From Subsurface to Seafloor: Understanding Fault Activity Through Pockmark Mapping and Machine Learning-Driven Seismic Attribute Analysis in the NW Sicily Channel

Abstract. This study explores fault activity and fluid migration in the NW Sicily Channel, focusing on the Adventure Plateau, using 2D seismic data, multi-attribute seismic analysis, and machine-learning-based fault detection. We assess the structural controls on fluid escape pathways and pockmark formation by applying seismic attributes such as fault probability, similarity, dip variance, and textural entropy.

Our findings reveal that pockmarks are spatially confined near structural highs, where near-vertical faults cross-cut the Terravecchia Formation and extend to the seafloor.
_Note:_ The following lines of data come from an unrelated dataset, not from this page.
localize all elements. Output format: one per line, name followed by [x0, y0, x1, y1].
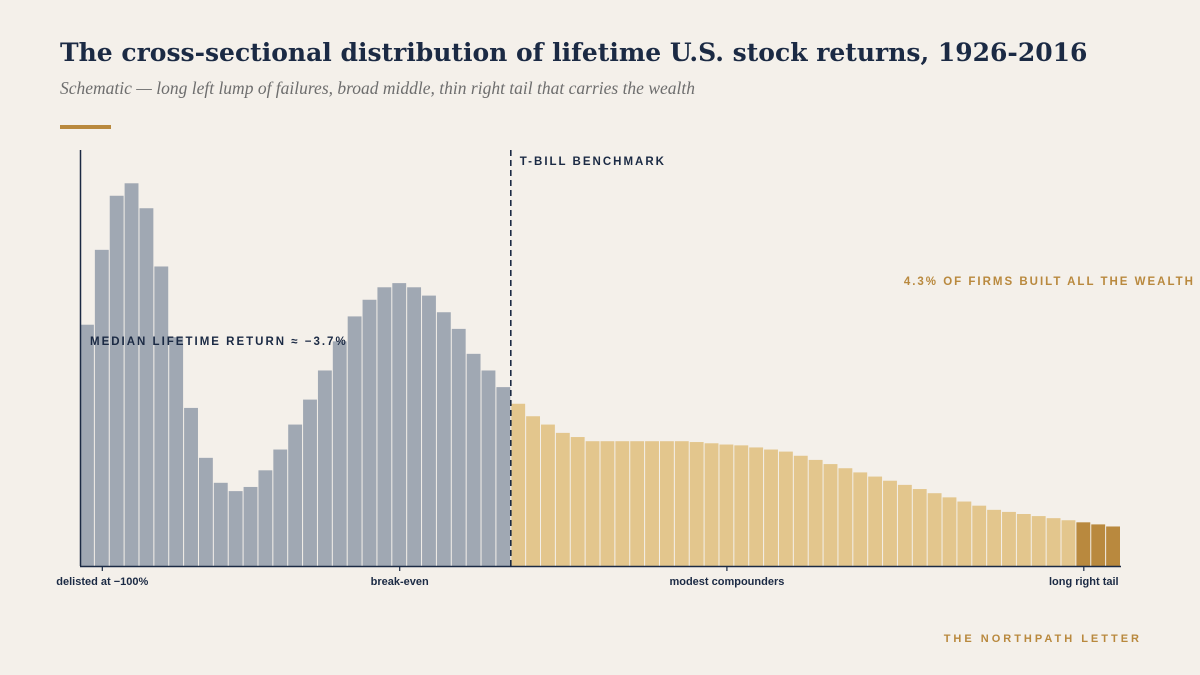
histogram-bar: [645, 441, 659, 566]
histogram-bar: [570, 437, 585, 566]
histogram-bar: [927, 493, 942, 566]
histogram-bar: [1091, 524, 1106, 566]
histogram-bar: [407, 287, 422, 566]
histogram-bar: [838, 468, 853, 566]
histogram-bar: [139, 208, 154, 567]
histogram-bar: [659, 441, 674, 566]
histogram-bar: [362, 299, 377, 566]
histogram-bar: [555, 432, 570, 566]
tail-label: 4.3% OF FIRMS BUILT ALL THE WEALTH: [904, 276, 1195, 288]
histogram-bar: [422, 295, 436, 566]
histogram-bar: [273, 449, 288, 566]
histogram-bar: [957, 501, 972, 566]
histogram-bar: [793, 455, 808, 566]
histogram-bar: [734, 445, 749, 566]
histogram-bar: [823, 464, 838, 566]
histogram-bar: [347, 316, 362, 566]
median-label: MEDIAN LIFETIME RETURN ≈ −3.7%: [90, 336, 348, 348]
histogram-bar: [332, 341, 347, 566]
histogram-bar: [1031, 516, 1046, 566]
histogram-bar: [154, 266, 169, 566]
chart-subtitle: Schematic — long left lump of failures, …: [60, 78, 695, 98]
histogram-bar: [541, 424, 555, 566]
histogram-bar: [987, 509, 1002, 566]
histogram-bar: [1002, 511, 1016, 566]
histogram-bar: [198, 457, 213, 566]
histogram-bar: [585, 441, 600, 566]
histogram-bar: [1076, 522, 1091, 566]
histogram-bar: [630, 441, 645, 566]
histogram-bar: [868, 476, 883, 566]
x-axis-ticks: delisted at −100% break-even modest compou…: [56, 566, 1119, 588]
histogram-bar: [317, 370, 332, 566]
histogram-bar: [897, 484, 912, 566]
histogram-bar: [972, 505, 987, 566]
histogram-bar: [689, 442, 704, 566]
histogram-bar: [228, 491, 243, 566]
histogram-bar: [184, 407, 198, 566]
x-axis-tick-label: delisted at −100%: [56, 576, 148, 588]
histogram-bar: [1061, 520, 1076, 566]
footer-brand: THE NORTHPATH LETTER: [943, 633, 1142, 645]
histogram-bar: [719, 444, 734, 566]
accent-rule: [60, 125, 111, 129]
histogram-bar: [243, 486, 258, 566]
chart-title: The cross-sectional distribution of life…: [60, 38, 1088, 67]
histogram-bar: [109, 195, 124, 566]
histogram-bar: [942, 497, 957, 566]
histogram-bar: [615, 441, 630, 566]
histogram-bar: [1046, 518, 1061, 566]
histogram-bar: [511, 403, 526, 566]
histogram-bar: [377, 287, 392, 566]
histogram-bar: [853, 472, 868, 566]
histogram-bar: [436, 312, 451, 566]
histogram-bar: [258, 470, 273, 566]
histogram-bar: [764, 449, 778, 566]
histogram-bar: [481, 370, 496, 566]
histogram-bar: [392, 283, 407, 566]
histogram-bar: [1016, 514, 1031, 566]
histogram-bar: [674, 441, 689, 566]
histogram-bar: [600, 441, 615, 566]
histogram-bar: [704, 443, 719, 566]
histogram-bar: [124, 183, 139, 566]
histogram-bar: [169, 337, 184, 566]
histogram-bar: [883, 480, 897, 566]
histogram-bar: [912, 489, 927, 566]
x-axis-tick-label: long right tail: [1049, 576, 1119, 588]
histogram-bar: [808, 459, 823, 566]
histogram-bar: [526, 416, 541, 566]
histogram-bar: [213, 482, 228, 566]
x-axis-tick-label: modest compounders: [669, 576, 784, 588]
bars-group: [80, 183, 1120, 567]
histogram-bar: [778, 451, 793, 566]
histogram-bar: [288, 424, 303, 566]
histogram-bar: [466, 353, 481, 566]
histogram-bar: [1106, 526, 1120, 566]
benchmark-label: T-BILL BENCHMARK: [520, 156, 666, 168]
x-axis-tick-label: break-even: [371, 576, 429, 588]
histogram-bar: [80, 324, 94, 566]
histogram-bar: [496, 387, 511, 566]
histogram-bar: [451, 328, 466, 566]
histogram-bar: [94, 249, 109, 566]
histogram-bar: [749, 447, 764, 566]
histogram-bar: [303, 399, 317, 566]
Additionally, polygonal faults – despite hosting gas/fluids – do not contribute to pockmark formation, suggesting that tectonic discontinuities, rather than sediment compaction alone, govern active seepage.

To enhance fault characterization, we introduce a machine-learning-derived Fault Probability Section, providing a quantitative assessment of fault likelihood, surpassing traditional seismic interpretation. Our study proposes that pockmarks serve as proxies for active faulting, offering a new approach for offshore fault characterization. This method holds implications for seismic hazard assessment, hydrocarbon exploration, and geohazard monitoring.